Base de jurisprudence

Ariane Web: Conseil d'État 402896, lecture du 27 juin 2018, ECLI:FR:CECHR:2018:402896.20180627

Décision n° 402896
27 juin 2018
Conseil d'État

N° 402896
ECLI:FR:CECHR:2018:402896.20180627
Inédit au recueil Lebon
2ème - 7ème chambres réunies
Mme Louise Bréhier, rapporteur
M. Xavier Domino, rapporteur public
SCP MATUCHANSKY, POUPOT, VALDELIEVRE ; SCP MONOD, COLIN, STOCLET, avocats


Lecture du mercredi 27 juin 2018
REPUBLIQUE FRANCAISE

AU NOM DU PEUPLE FRANCAIS



Vu la procédure suivante :

La commune de Bollène a demandé au tribunal administratif de Nîmes d'annuler le permis de construire délivré tacitement le 21 septembre 2012 à la communauté de communes Rhône-Lez-Provence pour la réalisation, sur le territoire de la commune de Bollène, d'un ensemble de trois bâtiments à destination de bureaux pour la communauté de communes et de bureaux et logements pour la gendarmerie nationale.

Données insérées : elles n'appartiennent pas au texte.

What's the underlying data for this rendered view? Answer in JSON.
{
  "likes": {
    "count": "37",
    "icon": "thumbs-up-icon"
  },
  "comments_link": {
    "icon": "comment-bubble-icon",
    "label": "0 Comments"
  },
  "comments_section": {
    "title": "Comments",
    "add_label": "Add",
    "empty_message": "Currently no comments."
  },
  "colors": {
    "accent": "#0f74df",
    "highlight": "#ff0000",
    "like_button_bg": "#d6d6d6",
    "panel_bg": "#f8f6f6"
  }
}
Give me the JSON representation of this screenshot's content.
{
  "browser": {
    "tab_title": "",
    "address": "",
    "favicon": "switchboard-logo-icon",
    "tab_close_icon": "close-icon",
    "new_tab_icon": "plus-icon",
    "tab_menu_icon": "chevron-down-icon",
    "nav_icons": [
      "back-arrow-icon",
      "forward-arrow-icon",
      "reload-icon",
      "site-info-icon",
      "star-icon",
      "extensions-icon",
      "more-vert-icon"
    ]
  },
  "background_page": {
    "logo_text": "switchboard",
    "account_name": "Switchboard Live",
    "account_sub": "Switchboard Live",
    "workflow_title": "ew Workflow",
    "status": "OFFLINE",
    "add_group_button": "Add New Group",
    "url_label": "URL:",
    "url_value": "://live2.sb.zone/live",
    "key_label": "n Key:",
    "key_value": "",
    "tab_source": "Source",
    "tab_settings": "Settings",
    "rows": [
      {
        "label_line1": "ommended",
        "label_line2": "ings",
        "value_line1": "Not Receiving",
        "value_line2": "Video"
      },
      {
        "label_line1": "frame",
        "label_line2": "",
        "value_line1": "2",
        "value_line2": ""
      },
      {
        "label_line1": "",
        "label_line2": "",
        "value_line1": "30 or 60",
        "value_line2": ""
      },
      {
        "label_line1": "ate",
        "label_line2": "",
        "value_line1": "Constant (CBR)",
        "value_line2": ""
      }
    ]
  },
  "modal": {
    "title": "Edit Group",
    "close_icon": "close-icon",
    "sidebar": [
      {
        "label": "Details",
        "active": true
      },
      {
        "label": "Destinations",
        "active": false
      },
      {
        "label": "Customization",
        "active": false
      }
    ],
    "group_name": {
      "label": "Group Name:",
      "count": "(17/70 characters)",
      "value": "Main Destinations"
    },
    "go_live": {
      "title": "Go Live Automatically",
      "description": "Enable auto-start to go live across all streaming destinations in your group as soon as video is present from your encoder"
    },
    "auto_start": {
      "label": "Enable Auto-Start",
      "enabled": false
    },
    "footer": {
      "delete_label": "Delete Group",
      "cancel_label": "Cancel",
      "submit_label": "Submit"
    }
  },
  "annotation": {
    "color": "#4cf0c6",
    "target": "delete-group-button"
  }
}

Par un jugement n° 1203090 du 11 avril 2014, le tribunal administratif de Nîmes a rejeté sa demande.

Par un arrêt n° 14MA02535 du 1er juillet 2016, la cour administrative d'appel de Marseille a annulé ce jugement et, après évocation, rejeté la demande de la commune de Bollène.

Par un pourvoi sommaire et un mémoire complémentaire, enregistrés les 29 août et 30 novembre 2016 au secrétariat du contentieux du Conseil d'Etat, la commune de Bollène demande au Conseil d'Etat :

1°) d'annuler cet arrêt ;

2°) réglant l'affaire au fond, de faire droit à son appel ;

3°) de mettre à la charge de la communauté de communes Rhône-Lez-Provence une somme de 4 000 euros au titre de l'article L. 761-1 du code de justice administrative.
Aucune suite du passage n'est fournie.